Dan aku tidak mau menyia-nyiakan kesempatan yang tinggal satu. Yaitu ibuku. Kalau bisa, aku ingin terus hidup bersama ibuku. Jikalaupun aku sudah memiliki suami, aku tetap ingin ibuku selalu berada di sisiku, di sampingku, membelai rambutku dengan sentuhan kasih sayangnya. Aku ingin selalu mendekapnya, memeluknya ketika tidur.
“Apakah Ibu bahagia?” pertanyaan yang sering kulontarkan pada ibuku.
“Bukankah kau sudah sering menanyakan itu. Ibu ini sangat bahagia. Sangat bahagia karena memiliki anak sepertimu.” Ibu memang selalu menyenangkanku. Belum pernah kutemukan orang yang suka menyenangkan orang lain seperti ibuku.
“Ibu, apakah ibu tidak merasa lelah?” keriput kulitnya sangat mengisyaratkan kalau dia lelah menjalani kehidupan. Bagaimana iya mengurusi anak-anaknya. Juga mengurusiku. Belum lagi permintaan tolong keluarga, tetangga, ataupun orang terdekat ibu. Ibu tidak pernah menolak jika ada yang minta tolong. Selama ibu mampu dan selama permintaan tolong itu baik. Tapi aku malah sering menegurnya. Kataku, ibu ini terlalu gila urusan. Kakakku juga protes. Semua diurusi sama ibu. Sampai-samapai masalah keluarga orang lain juga diurusinya. Sehingga yang jadi korban adalah kita. Tidak makan kalau ibu tidak memasak.

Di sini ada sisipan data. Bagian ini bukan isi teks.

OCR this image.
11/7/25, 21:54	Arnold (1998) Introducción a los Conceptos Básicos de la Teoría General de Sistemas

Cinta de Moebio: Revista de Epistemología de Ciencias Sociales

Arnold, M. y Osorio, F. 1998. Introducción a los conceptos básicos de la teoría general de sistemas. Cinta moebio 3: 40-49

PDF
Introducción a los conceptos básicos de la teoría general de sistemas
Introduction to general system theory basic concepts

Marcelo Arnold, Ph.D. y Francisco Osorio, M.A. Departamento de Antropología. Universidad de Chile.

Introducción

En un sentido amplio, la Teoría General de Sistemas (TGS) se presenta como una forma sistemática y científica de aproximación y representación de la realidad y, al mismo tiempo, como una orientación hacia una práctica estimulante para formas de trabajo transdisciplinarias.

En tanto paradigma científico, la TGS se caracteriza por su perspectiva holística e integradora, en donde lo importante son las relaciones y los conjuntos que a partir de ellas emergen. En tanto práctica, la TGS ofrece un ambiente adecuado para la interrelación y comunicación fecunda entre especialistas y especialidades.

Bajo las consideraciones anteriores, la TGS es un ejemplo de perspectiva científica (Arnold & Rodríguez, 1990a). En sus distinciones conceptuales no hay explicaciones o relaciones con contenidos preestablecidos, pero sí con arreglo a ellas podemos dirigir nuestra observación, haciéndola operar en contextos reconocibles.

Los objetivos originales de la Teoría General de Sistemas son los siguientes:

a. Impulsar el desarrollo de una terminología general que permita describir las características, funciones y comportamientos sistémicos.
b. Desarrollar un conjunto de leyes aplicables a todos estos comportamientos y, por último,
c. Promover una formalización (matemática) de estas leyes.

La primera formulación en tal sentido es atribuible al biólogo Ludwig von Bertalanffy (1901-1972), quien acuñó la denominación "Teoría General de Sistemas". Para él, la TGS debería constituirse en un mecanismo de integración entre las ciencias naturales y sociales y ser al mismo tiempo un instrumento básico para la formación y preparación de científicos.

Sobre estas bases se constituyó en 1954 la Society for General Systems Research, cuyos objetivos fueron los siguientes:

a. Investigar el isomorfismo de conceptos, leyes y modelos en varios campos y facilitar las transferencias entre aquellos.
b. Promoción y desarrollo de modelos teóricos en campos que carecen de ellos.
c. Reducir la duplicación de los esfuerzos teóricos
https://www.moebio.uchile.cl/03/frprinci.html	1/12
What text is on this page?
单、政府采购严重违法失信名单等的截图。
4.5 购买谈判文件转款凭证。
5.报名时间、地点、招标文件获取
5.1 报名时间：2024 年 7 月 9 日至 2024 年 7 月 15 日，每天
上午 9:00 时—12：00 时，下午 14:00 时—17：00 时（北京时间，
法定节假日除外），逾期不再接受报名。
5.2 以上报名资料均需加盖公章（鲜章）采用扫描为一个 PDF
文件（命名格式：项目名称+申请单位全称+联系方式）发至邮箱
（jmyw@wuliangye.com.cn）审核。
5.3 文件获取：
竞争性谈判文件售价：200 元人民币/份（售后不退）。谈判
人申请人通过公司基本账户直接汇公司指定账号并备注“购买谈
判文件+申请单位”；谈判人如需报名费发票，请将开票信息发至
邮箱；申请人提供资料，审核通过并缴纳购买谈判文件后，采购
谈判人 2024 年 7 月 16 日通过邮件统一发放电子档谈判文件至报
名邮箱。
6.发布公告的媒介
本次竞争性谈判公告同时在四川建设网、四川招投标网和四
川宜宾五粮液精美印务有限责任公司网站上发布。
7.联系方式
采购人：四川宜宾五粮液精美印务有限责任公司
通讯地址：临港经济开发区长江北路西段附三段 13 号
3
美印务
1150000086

“Ibu tidak pernah merasa lelah. Bagi Ibu, hidup itu memang penuh kelelahan. Tapi kalau kita menganggap hidup itu indah. Maka semuanya akan terasa indah. Tak ada kepenatan sama sekali. Kuncinya ikhlas dan sabar.” Berulang kali nasihat itu didengungkan di telingaku. Ikhlas dan sabar adalah resep hidup Ibuku. Dia tidak pernah mengeluh. Dia selalau sabar. Pasrah. Tawakkal jikalau semua sudah dilakukan dengan ikhtiar.
“Kenapa aku merasa Ibu tak bahagia. Apa karena aku melihat guratan wajah yang semakin menua diwajah Ibu. Apakah Ibu tidak menyesal memiliki anak seperti kami. Maaf Ibu, kami belum bisa memberi apa-apa pada ibu. Kami belum bisa menghajikan ibu. Belum bisa membahagiakan Ibu.”
“Berulang kali Ibu bilang. Bahagiaku tidak bisa diukur dari materi. Cukuplah aku yang tahu bahagiaku. Dan saat ini Ibu benar-benar bahagia. Jangan kau tanyakan lagi hal bodoh itu, Nak!”
“Tapi Ibu, aku masih merasa bersalah. Aku belum bisa memberikan pakaian bagus untuk ibu. Perhiasan yang mewah. Dan naik haji yang merupakan impian semua anak kepada orang tuanya.”
“Sudahlah, Nak! Apa kau tidak lelah? Seharian kau kerja keras. Hingga selarut ini, kau masih mau menemani Ibu ngobrol. Bukankah ini suatu kebahagiaan yang diinginkan setiap orang tua? Aku cukup bahagia dengan kau di sisi Ibu. Para Ibu lain tidak merasakan kebahagiaan yang Ibu rasakan. Lantaran anak mereka punya kasih hanya sepanjang kepentingan. Menelantarkan Ibu mereka ketika tidak dibutuhkan lagi.”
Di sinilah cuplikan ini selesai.